Dear Sirs,
Evidence of cerebrovascular complications associated with SARS-CoV-2 is still limited [1] and the mechanisms of stroke in the context of Covid-19 remain incompletely understood. Herein we report the first case of Covid-19–associated bilateral carotid artery dissection (CAD).
A 58-year-old man presented to the Emergency Department with fever and mild respiratory symptoms for 1 week associated with intense headache and neck pain (more intense on the left side, with anterior irradiation) which started 2 days before. Previous medical history was remarkable for low-grade oligodendroglioma treated with surgery. His treatment included levetiracetam and lacosamide for glioma-related epilepsy. Neurological evaluation revealed no abnormality. Chest CT showed bilateral ground-glass opacities and consolidations suggestive for Covid-19-related pneumonia (Fig. 1a). Nasopharyngeal swab was positive for SARS-CoV-2 on reverse-transcriptase-polymerase-chain-reaction (RT-PCR) assay. Laboratory results showed increased C-reactive protein (45.2 mg/L, n.v. < 5), minimally increased lactate dehydrogenase (229 U/L, n.v.125–220) and no evidence of respiratory distress (SpO2 96%, PaO2/FiO2 383). The patient’s headache persisted during hospitalization, and it was only partially responsive to intravenous analgesics (ketorolac and paracetamol). On day 7, a brain CT-angiography showed a narrowed eccentric lumen of both internal carotid arteries, particularly on the left side, which started from the distal cervical part and extended towards the entrance into the petrous bone. MR-angiography confirmed the stenosis (Fig. 1b) and showed subacute mural hematomas (Fig. 1c–h) due to dissection. The patient did not manifest focal neurological deficits and no ischemic lesion was detected on diffusion-weighted brain MRI. On further questioning, the patient did no report history of heritable connective-tissue disorders and denied a recent head or neck trauma. Moreover, he did not present marfanoid habitus, highly stretchy skin, or joint hypermobility. He was initially treated with enoxaparin followed by warfarin. Interestingly, the retrospective evaluation of a brain MRI performed approximately 1 month before this admission (as part of low-grade glioma follow-up) revealed a normal “flow-void” signal on T2 images at the level of the terminal portion of extra-cranial internal carotid artery bilaterally, suggesting that arterial wall dissection occurred in close temporal association with the recent infection. At discharge (on day 22), the patient was still in good neurological conditions.
The temporal sequence in this case suggests, but does not prove, that Covid-19 represented a triggering factor for CAD. However, a body of epidemiological and clinical evidence suggest that infections, particularly those involving the respiratory tract, may represent a triggering factor for CAD [2–4]. Mechanical factors such as coughing, sneezing or vomiting could not account for this association [2, 3]. Interestingly, the association has been reported stronger for multiple rather than single artery dissection [4] as in the case here presented.
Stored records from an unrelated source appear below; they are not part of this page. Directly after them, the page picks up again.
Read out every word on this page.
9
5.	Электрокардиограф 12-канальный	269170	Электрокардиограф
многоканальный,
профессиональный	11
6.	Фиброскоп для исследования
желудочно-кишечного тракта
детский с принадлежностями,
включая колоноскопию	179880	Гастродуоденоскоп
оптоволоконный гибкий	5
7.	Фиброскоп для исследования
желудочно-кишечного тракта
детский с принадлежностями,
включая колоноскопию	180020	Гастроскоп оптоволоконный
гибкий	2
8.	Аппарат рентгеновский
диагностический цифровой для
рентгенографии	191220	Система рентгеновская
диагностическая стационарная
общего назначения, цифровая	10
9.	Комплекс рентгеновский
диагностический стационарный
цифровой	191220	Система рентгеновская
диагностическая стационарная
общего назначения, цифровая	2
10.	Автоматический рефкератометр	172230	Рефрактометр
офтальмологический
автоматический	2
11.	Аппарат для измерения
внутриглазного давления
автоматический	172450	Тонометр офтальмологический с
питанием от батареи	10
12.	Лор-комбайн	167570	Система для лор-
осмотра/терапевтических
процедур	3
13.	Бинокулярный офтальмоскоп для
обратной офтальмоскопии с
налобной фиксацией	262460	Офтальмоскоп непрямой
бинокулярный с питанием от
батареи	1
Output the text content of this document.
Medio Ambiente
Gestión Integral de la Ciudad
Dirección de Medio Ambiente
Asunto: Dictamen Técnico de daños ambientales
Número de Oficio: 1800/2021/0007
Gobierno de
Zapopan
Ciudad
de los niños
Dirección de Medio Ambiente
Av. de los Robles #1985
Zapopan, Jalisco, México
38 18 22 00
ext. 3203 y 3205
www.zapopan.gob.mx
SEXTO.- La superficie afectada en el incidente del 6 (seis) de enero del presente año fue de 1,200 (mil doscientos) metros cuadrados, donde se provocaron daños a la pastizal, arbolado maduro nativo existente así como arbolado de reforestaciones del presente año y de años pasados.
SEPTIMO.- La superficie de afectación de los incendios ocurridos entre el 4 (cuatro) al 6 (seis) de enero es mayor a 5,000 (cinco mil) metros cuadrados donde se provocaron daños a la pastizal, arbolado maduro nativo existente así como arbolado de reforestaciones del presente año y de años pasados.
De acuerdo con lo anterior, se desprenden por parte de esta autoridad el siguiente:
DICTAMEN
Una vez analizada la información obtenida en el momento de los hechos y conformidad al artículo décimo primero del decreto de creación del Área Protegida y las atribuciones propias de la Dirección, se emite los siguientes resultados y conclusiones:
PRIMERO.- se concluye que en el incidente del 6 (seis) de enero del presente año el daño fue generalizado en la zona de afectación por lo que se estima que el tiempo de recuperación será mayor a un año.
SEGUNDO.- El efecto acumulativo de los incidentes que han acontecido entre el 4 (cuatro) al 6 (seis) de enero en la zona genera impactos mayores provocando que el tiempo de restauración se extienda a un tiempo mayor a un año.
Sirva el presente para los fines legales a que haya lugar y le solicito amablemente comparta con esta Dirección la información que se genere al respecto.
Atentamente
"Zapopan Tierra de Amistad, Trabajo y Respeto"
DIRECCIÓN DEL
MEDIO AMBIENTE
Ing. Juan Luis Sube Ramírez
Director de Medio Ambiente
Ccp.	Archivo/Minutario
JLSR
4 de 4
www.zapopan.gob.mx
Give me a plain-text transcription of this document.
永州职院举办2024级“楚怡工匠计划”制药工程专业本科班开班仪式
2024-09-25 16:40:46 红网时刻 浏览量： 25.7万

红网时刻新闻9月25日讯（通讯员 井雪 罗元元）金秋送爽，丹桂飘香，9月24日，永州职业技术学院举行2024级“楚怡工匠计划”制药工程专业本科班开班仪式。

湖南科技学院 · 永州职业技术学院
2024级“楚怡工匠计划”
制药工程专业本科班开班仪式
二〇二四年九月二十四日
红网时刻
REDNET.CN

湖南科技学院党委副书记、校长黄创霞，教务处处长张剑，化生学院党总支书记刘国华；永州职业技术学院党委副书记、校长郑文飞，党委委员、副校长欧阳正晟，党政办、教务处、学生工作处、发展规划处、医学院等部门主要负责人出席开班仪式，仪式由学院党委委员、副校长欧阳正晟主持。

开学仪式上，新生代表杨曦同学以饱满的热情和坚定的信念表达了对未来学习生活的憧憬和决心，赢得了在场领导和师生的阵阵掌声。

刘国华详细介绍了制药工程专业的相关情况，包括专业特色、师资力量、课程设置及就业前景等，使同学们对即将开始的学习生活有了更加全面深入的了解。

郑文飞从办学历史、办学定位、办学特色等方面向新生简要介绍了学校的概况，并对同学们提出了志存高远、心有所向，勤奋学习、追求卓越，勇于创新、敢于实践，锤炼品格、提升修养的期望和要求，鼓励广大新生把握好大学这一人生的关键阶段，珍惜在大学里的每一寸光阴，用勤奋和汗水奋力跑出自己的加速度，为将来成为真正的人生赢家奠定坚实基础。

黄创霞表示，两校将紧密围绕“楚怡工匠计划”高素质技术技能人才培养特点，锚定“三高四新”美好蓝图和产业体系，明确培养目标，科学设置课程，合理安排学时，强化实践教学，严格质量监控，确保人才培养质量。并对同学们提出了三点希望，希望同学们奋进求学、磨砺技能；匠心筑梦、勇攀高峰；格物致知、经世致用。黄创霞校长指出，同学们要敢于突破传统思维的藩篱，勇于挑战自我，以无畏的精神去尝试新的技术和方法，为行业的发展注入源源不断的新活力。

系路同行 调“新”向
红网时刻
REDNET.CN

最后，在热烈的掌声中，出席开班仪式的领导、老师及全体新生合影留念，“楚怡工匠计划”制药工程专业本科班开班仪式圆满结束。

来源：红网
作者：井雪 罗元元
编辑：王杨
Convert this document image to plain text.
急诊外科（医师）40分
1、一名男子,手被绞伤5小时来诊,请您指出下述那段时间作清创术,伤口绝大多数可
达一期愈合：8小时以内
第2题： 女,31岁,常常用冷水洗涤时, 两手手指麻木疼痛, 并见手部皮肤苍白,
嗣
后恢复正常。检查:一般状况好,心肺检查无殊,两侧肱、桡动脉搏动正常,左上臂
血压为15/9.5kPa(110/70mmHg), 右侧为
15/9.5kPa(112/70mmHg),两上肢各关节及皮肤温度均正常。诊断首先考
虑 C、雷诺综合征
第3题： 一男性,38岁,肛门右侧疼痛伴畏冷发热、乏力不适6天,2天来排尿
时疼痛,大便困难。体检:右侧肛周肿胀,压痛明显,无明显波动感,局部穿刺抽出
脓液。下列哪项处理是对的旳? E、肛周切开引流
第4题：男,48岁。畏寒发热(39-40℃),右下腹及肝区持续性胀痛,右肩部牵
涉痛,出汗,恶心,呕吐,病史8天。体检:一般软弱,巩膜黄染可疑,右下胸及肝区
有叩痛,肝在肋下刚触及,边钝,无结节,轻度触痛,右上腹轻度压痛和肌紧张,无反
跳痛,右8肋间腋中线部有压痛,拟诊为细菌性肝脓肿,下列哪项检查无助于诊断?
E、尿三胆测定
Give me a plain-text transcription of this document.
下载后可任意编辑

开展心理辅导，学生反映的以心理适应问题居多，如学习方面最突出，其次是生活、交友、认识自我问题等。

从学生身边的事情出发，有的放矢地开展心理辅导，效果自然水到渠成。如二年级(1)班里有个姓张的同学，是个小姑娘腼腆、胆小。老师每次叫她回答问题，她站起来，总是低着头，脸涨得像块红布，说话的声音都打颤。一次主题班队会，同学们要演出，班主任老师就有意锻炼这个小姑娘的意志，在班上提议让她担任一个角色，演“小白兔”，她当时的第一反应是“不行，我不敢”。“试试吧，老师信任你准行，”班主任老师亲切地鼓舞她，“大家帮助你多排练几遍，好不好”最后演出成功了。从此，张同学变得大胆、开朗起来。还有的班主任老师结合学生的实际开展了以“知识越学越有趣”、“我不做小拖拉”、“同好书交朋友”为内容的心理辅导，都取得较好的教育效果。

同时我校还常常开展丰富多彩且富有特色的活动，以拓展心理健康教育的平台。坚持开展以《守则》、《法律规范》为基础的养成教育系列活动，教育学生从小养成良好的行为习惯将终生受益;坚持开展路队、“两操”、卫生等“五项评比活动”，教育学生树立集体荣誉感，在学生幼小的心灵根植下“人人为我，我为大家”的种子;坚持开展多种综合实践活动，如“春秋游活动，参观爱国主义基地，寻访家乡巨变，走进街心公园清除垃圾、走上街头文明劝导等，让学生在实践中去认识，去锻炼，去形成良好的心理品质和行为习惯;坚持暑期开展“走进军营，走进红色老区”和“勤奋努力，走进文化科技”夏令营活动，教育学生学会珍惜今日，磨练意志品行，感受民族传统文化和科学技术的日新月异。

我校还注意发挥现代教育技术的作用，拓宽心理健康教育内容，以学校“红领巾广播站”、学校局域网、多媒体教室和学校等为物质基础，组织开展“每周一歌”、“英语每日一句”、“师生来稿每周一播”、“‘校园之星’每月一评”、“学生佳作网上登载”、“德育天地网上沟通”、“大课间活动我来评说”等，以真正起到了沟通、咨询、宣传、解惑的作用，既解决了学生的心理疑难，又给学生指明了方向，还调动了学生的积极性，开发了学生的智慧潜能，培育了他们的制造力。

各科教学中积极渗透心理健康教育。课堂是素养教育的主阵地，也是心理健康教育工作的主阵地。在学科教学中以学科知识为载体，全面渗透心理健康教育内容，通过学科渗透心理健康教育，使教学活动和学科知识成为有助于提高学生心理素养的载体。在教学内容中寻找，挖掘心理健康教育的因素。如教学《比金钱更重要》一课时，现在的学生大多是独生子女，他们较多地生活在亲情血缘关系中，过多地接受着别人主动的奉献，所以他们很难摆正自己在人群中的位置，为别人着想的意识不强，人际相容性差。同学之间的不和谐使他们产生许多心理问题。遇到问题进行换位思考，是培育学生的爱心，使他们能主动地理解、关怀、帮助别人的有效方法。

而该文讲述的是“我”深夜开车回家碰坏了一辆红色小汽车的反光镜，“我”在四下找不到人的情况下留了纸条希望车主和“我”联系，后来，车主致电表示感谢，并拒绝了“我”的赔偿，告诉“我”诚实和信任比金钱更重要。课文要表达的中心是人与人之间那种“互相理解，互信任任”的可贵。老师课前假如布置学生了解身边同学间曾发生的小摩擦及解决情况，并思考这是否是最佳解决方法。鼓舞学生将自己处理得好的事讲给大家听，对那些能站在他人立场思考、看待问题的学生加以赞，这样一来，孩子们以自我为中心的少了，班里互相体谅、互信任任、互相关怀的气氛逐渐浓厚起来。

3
Moreover, the absence of other predisposing factors in this patient suggests a potential role of SARS-CoV-2 as a trigger, even though a history of trauma is lacking in many cases of CAD [3, 4].
The alternative hypothesis of a coincidental association needs also to be considered. During a pandemic, it is possible that a large proportion of patients presenting with diseases pathogenically not related to the infection are actually infected, and this of course can apply to Covid-19. Nevertheless, cerebrovascular complications of Covid-19 are increasingly reported [5], and cases of dissection involving other arteries (including coronary artery [6] and aorta [7]) were recently observed, raising further concern. Interestingly, in the latter cases the patients were young (39- and 52-year-old, respectively) and healthy adults, without prior cardiovascular antecedents.
The mechanisms by which viral infections can trigger damage to artery walls may be direct or indirect. Recent evidence suggests that vascular dysfunction plays a major role in Covid-19 pathogenesis [8, 9]. In particular, SARS-CoV-2 may directly interact with endothelial cells by binding to ACE-2, which is highly expressed by vascular tissue, leading to endothelial activation, tissue damage and disordered cytokine release [8, 9]. Alternatively, inflammatory cytokines (such as TNF-α and IL-1), may promote activation of matrix metalloproteinases and degradation of extra-cellular matrix [10], providing the conditions for a weaken vessel wall and CAD.
In conclusion, this case poses the question of a potential association between Covid-19 and CAD but more cases are necessary to support a causal relationship. Nevertheless, clinician should be aware of this possible association since a timely diagnosis of CAD can reduce the risk of stroke and long-term disability.
Funding
The authors received no financial support for this work.
Compliance with ethical standards
Conflicts of interest
None reported.
Ethical standard statement
The patient provided written consent. All procedures were performed in accordance with the local ethics committee and the Declaration of Helsinki.